6. you promised that you won't go

181 23 1
                                    


|Carla|

- O czym ty w ogóle do mnie mówisz!? Właśnie straciłam dziecko, a ty mi mówisz, że mam się uspokoić!? - zaczęłam płakać.

- Carla - Shawn dotknął mojego policzka. Spojrzałam się na chłopaka.

- Nie zrozumiesz tego. Nigdy nie straciłeś niczego! - krzyknęłam.

- Czy ty na prawdę myślisz, że ja nigdy w życiu nie doświadczyłem żadnych krzywd!? Mam takie same problemy jak i ty czy też inni ludzie! Mam depresję. Ja jako psycholog i mam depresję. Może ci się to wydawać śmieszne, ale tak to jest. Mam tą chorobę, gdyż kiedy byłem mały, mój ojciec się znęcał nade mną i nad moją mamą oraz siostrą psychicznie i fizycznie. Przez niego moja ukochana młodsza siostrzyczka walczyła o życie w szpitalu, moja mama była w śpiączce, gdyż dostała ciężkim kijem w głowę, a ja miałem tylko kilka szwów i siniaków i zostałem u moich dziadków od strony mamy, dopóki moja rodzicielka się nie obudziła i nie została wypisana ze szpitala. Mojego ojca wsadzili za kratki i później zmarł z powodu zawału serca - wypowiedział swój cały monolog.

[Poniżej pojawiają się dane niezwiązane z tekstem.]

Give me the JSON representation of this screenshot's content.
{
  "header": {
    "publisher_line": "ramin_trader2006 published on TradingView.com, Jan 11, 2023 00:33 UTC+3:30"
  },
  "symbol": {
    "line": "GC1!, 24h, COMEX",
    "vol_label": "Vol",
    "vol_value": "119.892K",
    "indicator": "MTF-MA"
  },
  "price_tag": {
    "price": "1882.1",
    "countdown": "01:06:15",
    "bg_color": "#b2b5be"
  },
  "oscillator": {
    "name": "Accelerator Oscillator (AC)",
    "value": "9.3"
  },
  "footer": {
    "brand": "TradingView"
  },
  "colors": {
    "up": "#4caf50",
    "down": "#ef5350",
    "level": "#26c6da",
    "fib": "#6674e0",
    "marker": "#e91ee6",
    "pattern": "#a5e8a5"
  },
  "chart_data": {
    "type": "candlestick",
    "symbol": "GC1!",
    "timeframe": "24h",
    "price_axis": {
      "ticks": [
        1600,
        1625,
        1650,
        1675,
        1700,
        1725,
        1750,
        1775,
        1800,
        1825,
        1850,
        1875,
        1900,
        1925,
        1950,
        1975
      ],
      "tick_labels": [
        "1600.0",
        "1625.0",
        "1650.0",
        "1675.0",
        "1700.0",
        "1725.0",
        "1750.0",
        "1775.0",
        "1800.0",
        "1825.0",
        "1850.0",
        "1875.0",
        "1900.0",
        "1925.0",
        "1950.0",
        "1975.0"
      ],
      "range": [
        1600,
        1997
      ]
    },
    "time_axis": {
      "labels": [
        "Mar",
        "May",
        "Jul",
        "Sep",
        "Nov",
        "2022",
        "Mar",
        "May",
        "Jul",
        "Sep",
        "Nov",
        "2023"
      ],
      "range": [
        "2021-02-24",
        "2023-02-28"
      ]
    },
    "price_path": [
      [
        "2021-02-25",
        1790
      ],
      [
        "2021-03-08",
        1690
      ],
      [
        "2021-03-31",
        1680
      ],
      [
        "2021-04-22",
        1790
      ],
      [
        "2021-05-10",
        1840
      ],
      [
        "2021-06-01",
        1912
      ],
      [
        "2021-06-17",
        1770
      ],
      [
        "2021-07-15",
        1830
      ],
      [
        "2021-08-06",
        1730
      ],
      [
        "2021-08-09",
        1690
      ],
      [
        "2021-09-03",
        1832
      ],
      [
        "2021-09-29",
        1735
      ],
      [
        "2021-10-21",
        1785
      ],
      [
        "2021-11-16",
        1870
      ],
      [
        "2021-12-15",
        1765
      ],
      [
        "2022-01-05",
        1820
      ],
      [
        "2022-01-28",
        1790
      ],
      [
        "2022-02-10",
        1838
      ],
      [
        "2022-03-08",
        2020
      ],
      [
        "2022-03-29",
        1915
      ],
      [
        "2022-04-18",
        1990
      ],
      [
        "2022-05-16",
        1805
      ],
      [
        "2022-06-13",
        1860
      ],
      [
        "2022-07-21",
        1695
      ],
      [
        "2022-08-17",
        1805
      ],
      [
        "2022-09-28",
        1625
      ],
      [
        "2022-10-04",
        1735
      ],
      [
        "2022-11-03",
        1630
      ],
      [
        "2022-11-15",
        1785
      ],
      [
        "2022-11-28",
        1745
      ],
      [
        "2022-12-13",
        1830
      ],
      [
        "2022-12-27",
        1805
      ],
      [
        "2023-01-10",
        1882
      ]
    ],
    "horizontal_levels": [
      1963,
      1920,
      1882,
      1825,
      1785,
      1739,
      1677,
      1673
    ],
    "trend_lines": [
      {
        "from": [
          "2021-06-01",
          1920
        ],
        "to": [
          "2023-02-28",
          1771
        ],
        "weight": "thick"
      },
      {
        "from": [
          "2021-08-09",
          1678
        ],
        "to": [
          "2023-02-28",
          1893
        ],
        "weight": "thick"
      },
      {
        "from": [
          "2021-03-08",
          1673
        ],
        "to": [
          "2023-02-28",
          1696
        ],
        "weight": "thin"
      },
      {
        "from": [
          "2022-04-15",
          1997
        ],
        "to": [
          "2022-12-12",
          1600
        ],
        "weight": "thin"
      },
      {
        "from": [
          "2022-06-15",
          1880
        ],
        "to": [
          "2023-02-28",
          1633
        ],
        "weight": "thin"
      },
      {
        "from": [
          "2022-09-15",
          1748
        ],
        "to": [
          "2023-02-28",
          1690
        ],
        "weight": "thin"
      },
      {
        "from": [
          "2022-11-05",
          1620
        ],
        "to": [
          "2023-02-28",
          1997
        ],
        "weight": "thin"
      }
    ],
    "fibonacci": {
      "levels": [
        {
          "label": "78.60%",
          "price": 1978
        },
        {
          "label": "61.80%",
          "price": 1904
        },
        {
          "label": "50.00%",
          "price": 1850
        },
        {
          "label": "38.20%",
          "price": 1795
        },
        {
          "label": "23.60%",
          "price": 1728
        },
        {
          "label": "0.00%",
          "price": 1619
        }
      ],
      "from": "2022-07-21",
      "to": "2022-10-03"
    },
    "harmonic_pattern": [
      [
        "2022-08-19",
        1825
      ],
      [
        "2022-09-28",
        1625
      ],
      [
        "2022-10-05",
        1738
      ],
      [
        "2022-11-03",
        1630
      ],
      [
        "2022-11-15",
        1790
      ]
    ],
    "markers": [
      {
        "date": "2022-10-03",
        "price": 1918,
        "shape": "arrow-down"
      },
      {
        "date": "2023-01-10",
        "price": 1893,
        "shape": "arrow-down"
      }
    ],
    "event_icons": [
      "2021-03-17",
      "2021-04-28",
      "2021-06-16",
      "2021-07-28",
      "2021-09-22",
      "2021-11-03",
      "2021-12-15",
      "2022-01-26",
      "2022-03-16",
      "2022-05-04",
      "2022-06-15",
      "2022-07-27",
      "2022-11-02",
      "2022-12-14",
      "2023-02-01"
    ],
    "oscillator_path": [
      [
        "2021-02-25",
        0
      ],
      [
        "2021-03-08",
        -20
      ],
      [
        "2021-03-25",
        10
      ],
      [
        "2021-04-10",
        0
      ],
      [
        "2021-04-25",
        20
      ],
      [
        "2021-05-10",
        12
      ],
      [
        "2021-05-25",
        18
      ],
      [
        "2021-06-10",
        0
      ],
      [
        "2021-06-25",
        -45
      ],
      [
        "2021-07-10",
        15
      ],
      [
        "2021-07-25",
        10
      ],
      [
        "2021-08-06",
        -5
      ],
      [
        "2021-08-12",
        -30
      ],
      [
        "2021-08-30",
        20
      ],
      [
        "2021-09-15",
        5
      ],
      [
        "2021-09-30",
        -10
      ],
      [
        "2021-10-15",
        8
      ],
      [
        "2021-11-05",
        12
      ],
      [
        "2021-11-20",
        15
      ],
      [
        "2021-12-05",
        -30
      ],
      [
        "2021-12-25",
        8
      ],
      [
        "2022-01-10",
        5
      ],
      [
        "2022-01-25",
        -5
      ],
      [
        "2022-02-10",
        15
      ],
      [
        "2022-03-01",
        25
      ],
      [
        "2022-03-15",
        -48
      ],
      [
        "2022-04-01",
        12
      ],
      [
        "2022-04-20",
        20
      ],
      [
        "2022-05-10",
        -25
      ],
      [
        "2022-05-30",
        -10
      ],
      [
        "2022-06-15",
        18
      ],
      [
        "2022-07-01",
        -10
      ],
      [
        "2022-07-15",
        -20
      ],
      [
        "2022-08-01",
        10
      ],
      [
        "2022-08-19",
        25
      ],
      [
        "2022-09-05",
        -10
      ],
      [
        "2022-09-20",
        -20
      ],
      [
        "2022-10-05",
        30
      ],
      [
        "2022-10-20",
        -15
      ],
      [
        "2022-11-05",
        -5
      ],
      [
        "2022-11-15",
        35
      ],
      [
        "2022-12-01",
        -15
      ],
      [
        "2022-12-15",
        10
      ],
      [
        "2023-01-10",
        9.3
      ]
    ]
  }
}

Przykro mi się zrobiło. Co ja sobie myślałam. Ja tylko straciłam dziecko, ale zawsze mogę adoptować przecież. A Shawn? Co on przeszedł...Nie mogłabym sobie tego wyobrazić. Nie mogłabym pomyśleć o tym, co by było, kiedy to ja bym była w takiej sytuacji. 

- Ale t-twoja siostra i m-mama żyją, tak? - wydusiłam w końcu z siebie jakieś zdanie.

- Tak, na szczęście tak. Bez nich, nie byłbym teraz tam, gdzie jestem. Nie byłbym psychologiem. Od zawsze chciałem pomagać ludziom, żeby im udało się pokonać swój strach, mi niestety to nie wyszło - powiedział.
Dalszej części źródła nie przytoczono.